Aber das Leiden der Spanier am störrischen Gegner ist ihm natürlich nicht entgangen: "Kroatien steht auch mit neun Mann hinter dem Ball, versucht die Räume eng zu machen, das Spiel zu zerstören, den Gegner aus dem Rhythmus zu bringen", bilanzierte Löw, um dann wieder genießerisch festzuhalten, dass den Spaniern trotzdem noch die passende Antwort eingefallen sei.

"Die Spiele hier laufen sehr eng"

Löws Referat zur spanischen Ehrenrettung beruhte nicht zuletzt darauf, dass er sich dem Kollegen Vicente del Bosque quasi schicksalhaft verbunden fühlt. Die Favoritenrolle lastet ja nicht nur auf den meisterlichen Iberern, sondern auch auf den Deutschen, die seit dem EM-Finale vor vier Jahren ihre eigene Version der iberischen Vision zu verwirklichen suchen - ständig im potentiellen Duell mit den Vorbildern. Das deutsche 2:1 gegen Dänemark wies durch die Voraussetzungen einige Parallelen zum 1:0 der Spanier gegen Kroatien auf, und wie Del Bosque sieht sich auch Löw derzeit durch Fragen nach der Programmatik herausgefordert. Es geht um seine Stilvorgaben und das Verhältnis zur erfolgreich angewandten Praxis.

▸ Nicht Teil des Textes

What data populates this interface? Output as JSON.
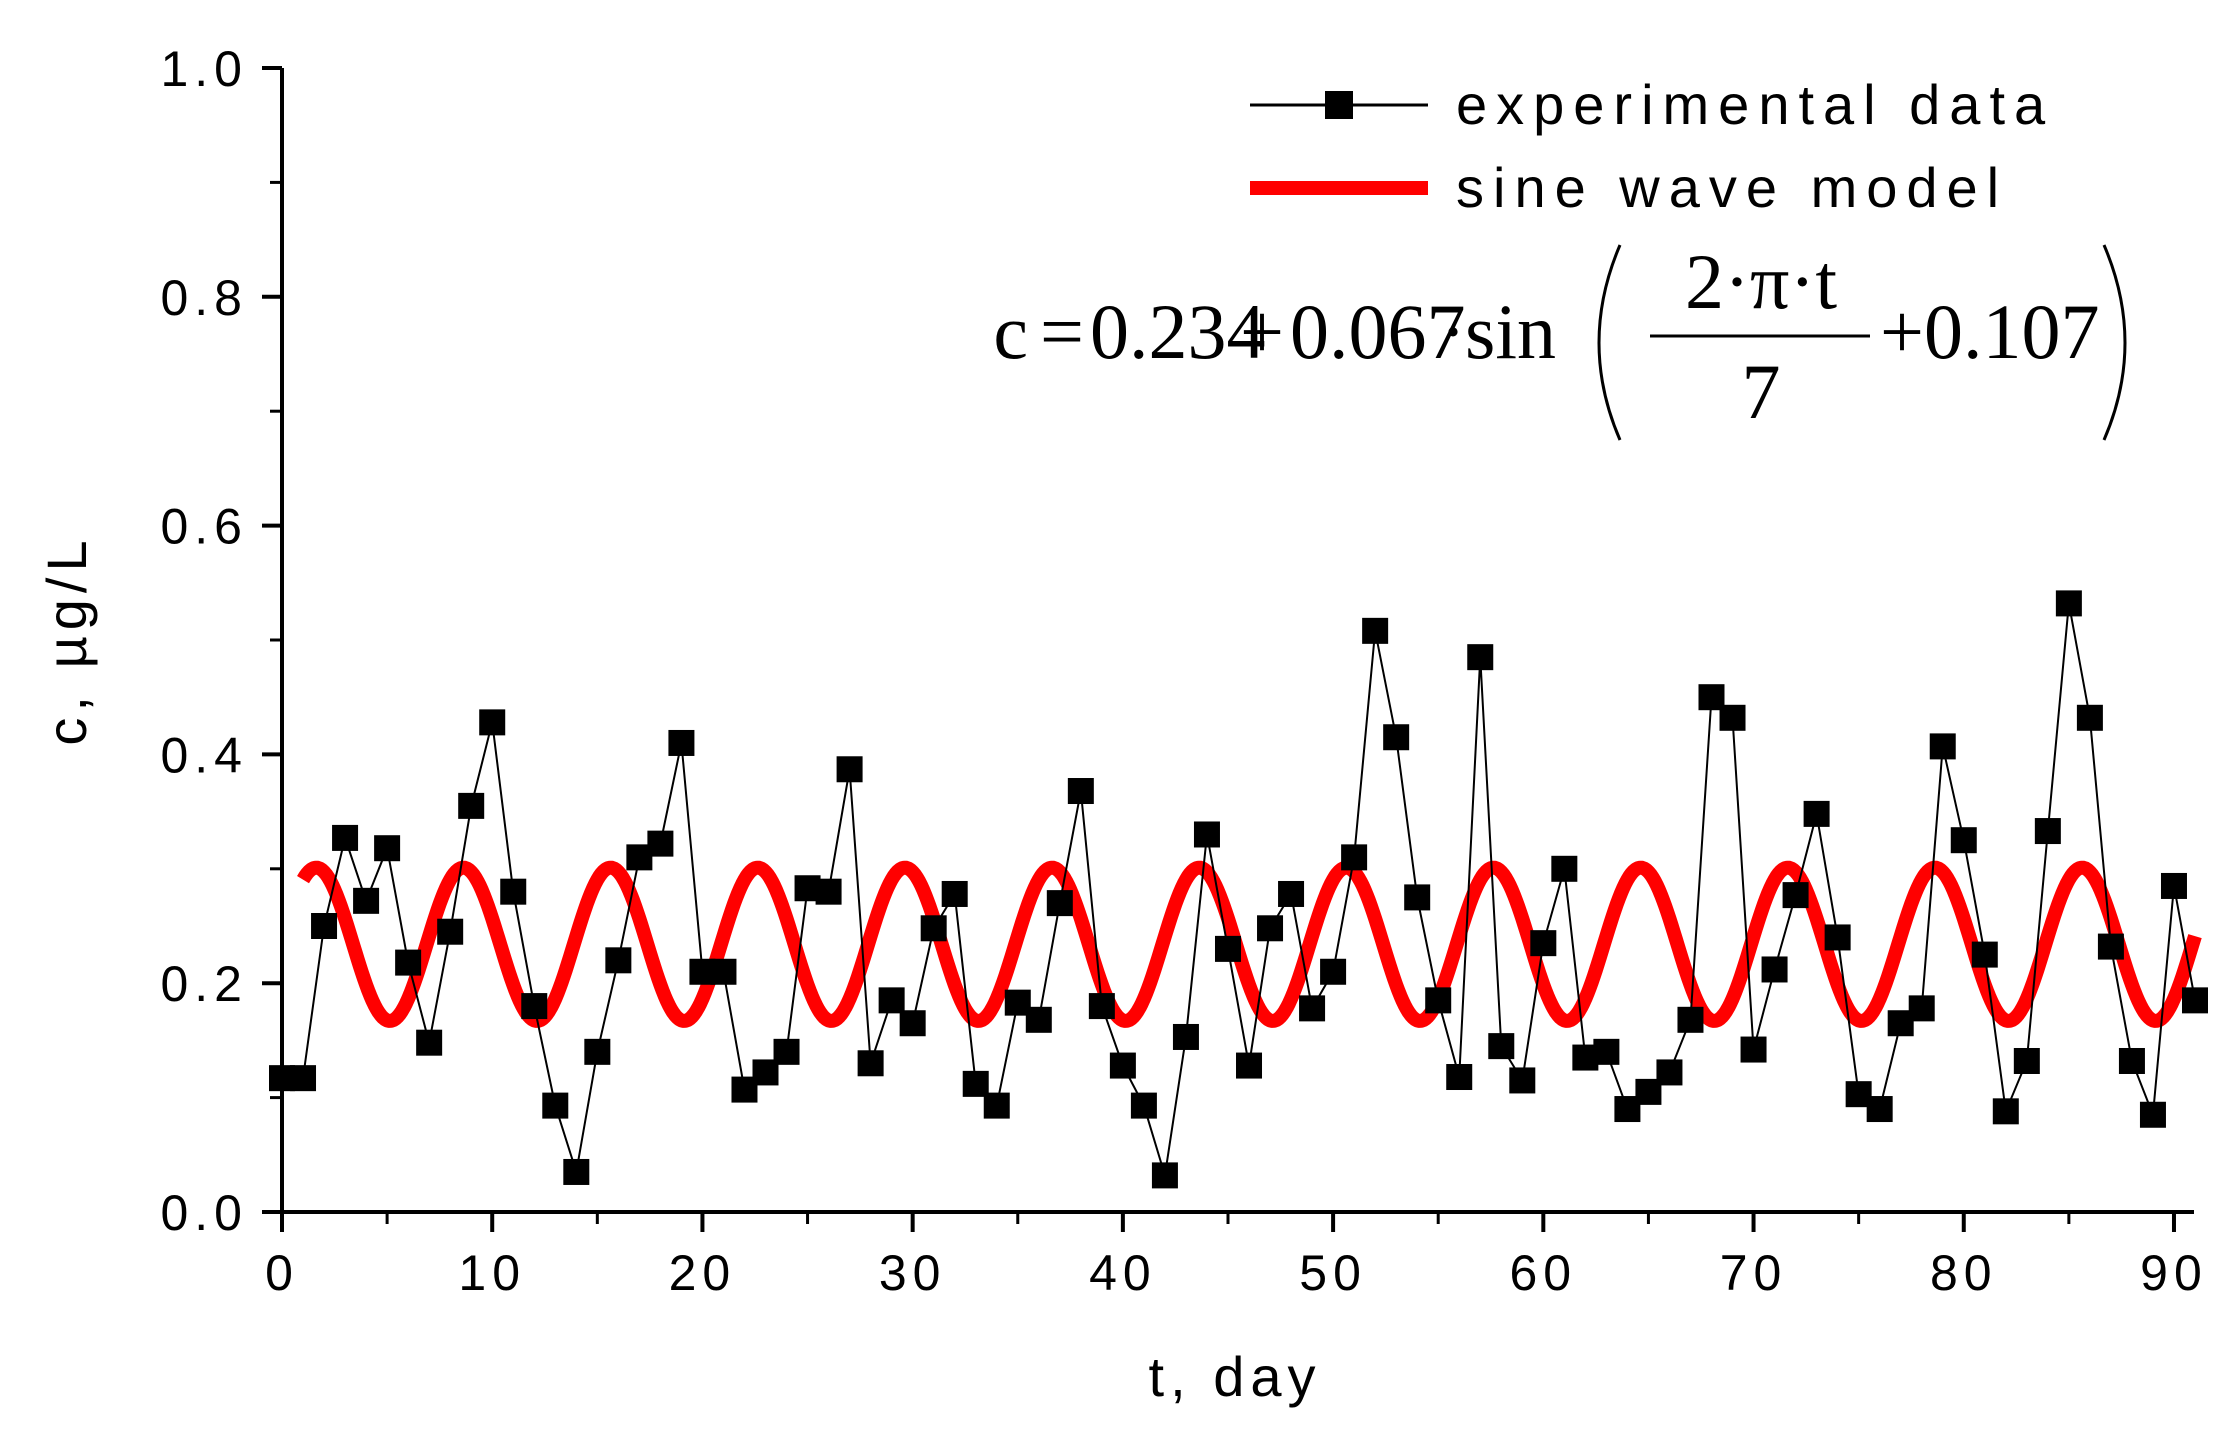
{
  "chart_data": {
    "type": "line",
    "title": "",
    "xlabel": "t, day",
    "ylabel": "c, µg/L",
    "xlim": [
      0,
      91
    ],
    "ylim": [
      0.0,
      1.0
    ],
    "x_ticks": [
      0,
      10,
      20,
      30,
      40,
      50,
      60,
      70,
      80,
      90
    ],
    "x_tick_labels": [
      "0",
      "10",
      "20",
      "30",
      "40",
      "50",
      "60",
      "70",
      "80",
      "90"
    ],
    "y_ticks": [
      0.0,
      0.2,
      0.4,
      0.6,
      0.8,
      1.0
    ],
    "y_tick_labels": [
      "0.0",
      "0.2",
      "0.4",
      "0.6",
      "0.8",
      "1.0"
    ],
    "legend_position": "top-right",
    "series": [
      {
        "name": "experimental data",
        "style": "line+square-markers",
        "color": "#000000",
        "x": [
          0,
          1,
          2,
          3,
          4,
          5,
          6,
          7,
          8,
          9,
          10,
          11,
          12,
          13,
          14,
          15,
          16,
          17,
          18,
          19,
          20,
          21,
          22,
          23,
          24,
          25,
          26,
          27,
          28,
          29,
          30,
          31,
          32,
          33,
          34,
          35,
          36,
          37,
          38,
          39,
          40,
          41,
          42,
          43,
          44,
          45,
          46,
          47,
          48,
          49,
          50,
          51,
          52,
          53,
          54,
          55,
          56,
          57,
          58,
          59,
          60,
          61,
          62,
          63,
          64,
          65,
          66,
          67,
          68,
          69,
          70,
          71,
          72,
          73,
          74,
          75,
          76,
          77,
          78,
          79,
          80,
          81,
          82,
          83,
          84,
          85,
          86,
          87,
          88,
          89,
          90,
          91
        ],
        "y": [
          0.117,
          0.117,
          0.25,
          0.327,
          0.272,
          0.318,
          0.218,
          0.148,
          0.245,
          0.355,
          0.428,
          0.28,
          0.18,
          0.093,
          0.035,
          0.14,
          0.22,
          0.31,
          0.322,
          0.41,
          0.21,
          0.21,
          0.107,
          0.122,
          0.14,
          0.283,
          0.28,
          0.387,
          0.13,
          0.185,
          0.165,
          0.248,
          0.278,
          0.112,
          0.093,
          0.183,
          0.168,
          0.27,
          0.368,
          0.18,
          0.128,
          0.093,
          0.032,
          0.153,
          0.33,
          0.23,
          0.128,
          0.248,
          0.278,
          0.178,
          0.21,
          0.31,
          0.508,
          0.415,
          0.275,
          0.185,
          0.118,
          0.485,
          0.145,
          0.115,
          0.235,
          0.3,
          0.135,
          0.14,
          0.09,
          0.105,
          0.122,
          0.168,
          0.45,
          0.432,
          0.142,
          0.212,
          0.277,
          0.348,
          0.24,
          0.103,
          0.09,
          0.165,
          0.178,
          0.407,
          0.325,
          0.225,
          0.088,
          0.132,
          0.333,
          0.532,
          0.432,
          0.232,
          0.132,
          0.085,
          0.285,
          0.185
        ]
      },
      {
        "name": "sine wave model",
        "style": "thick-line",
        "color": "#ff0000",
        "model": {
          "offset": 0.234,
          "amplitude": 0.067,
          "period": 7,
          "phase": 0.107,
          "t_start": 1,
          "t_end": 91
        }
      }
    ],
    "annotation": {
      "lhs": "c",
      "eq": "=",
      "const": "0.234",
      "plus": "+",
      "amp": "0.067",
      "dot": "·",
      "func": "sin",
      "numerator": "2·π·t",
      "denominator": "7",
      "phase_term": "+0.107"
    }
  }
}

Als er jetzt gefragt wurde, ob er im Laufe des Turniers seine romantischen Ansprüche an den Fußball seines Teams realistischen Erfordernissen angepasst habe, reagierte der Bundestrainer erneut so, als hätte ihn jemand kränken wollen. "Diese Fragestellung bedeutet ja jetzt fast schon, dass Sie denken, wir hätten eine Abkehrung von unserem Kombinationsfußball. Das würde ich nicht so sehen!", dementierte er streng. Andererseits ließ er dann eine Analyse folgen, die eben diese Auffassung bestätigt. "Es war doch klar, dass wir eine Ausgewogenheit finden müssen für ein Turnier, das über sechs Spiele geht", meinte Löw, den Idealfall der Finalteilnahme aufgreifend.

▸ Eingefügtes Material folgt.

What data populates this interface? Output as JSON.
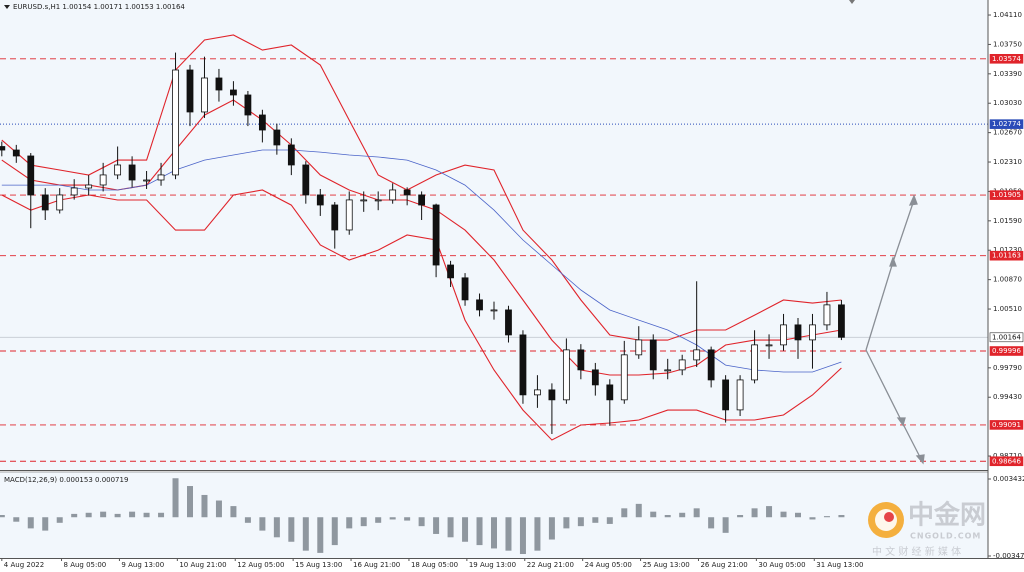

Die Umstände hätten sich für seine Mannschaft nun mal geändert. "Letzten Endes haben sich unsere Gegner immer ein bisschen mehr zurückgezogen in den vergangenen Monaten. Selbst Holland spielt gegen uns auf einmal in der eigenen Hälfte, Dänemark zieht sich um den eigenen Sechzehner zusammen. Da muss man zwangsläufig mehr in die Breite spielen, hat dadurch mehr Ballbesitzzeiten, nicht jeder dritte, vierte Ball kommt im Strafraum an." Das ist das Schicksal eines überlegenen Favoriten, Spanier und Deutsche haben es gleichermaßen erfahren müssen.

Am Dienstag hat auch Holger Badstuber etwas zu dieser Debatte beigetragen. Der Münchner Abwehrspieler beschrieb die Sache aus seiner Sicht, aus der Sicht des Mannes, der für die Sicherheit verantwortlich ist. "Die Spiele hier laufen sehr eng. Da muss man hinten gut stehen", erklärte er und resümierte: "Defensive Stärke ist im Turnier am wichtigsten, weil man weiß, dass man vorne immer was reißen kann." Das klingt vernünftig, aber nicht besonders visionär.

Trotzdem lässt sich diese konservative Auffassung in Löws Entwurf vom Großen und Ganzen unterbringen. "Hinten", sagte der Bundestrainer, "muss die Mauer stehen." Als Sicherung gegen die Konter. Die Kunst besteht für ihn darin, in der Bekämpfung eines aufsässigen Gegners "die Balance zu finden - ohne zu mauern". So wie die Spanier das seit Jahren unvergleichlich gut beherrschen.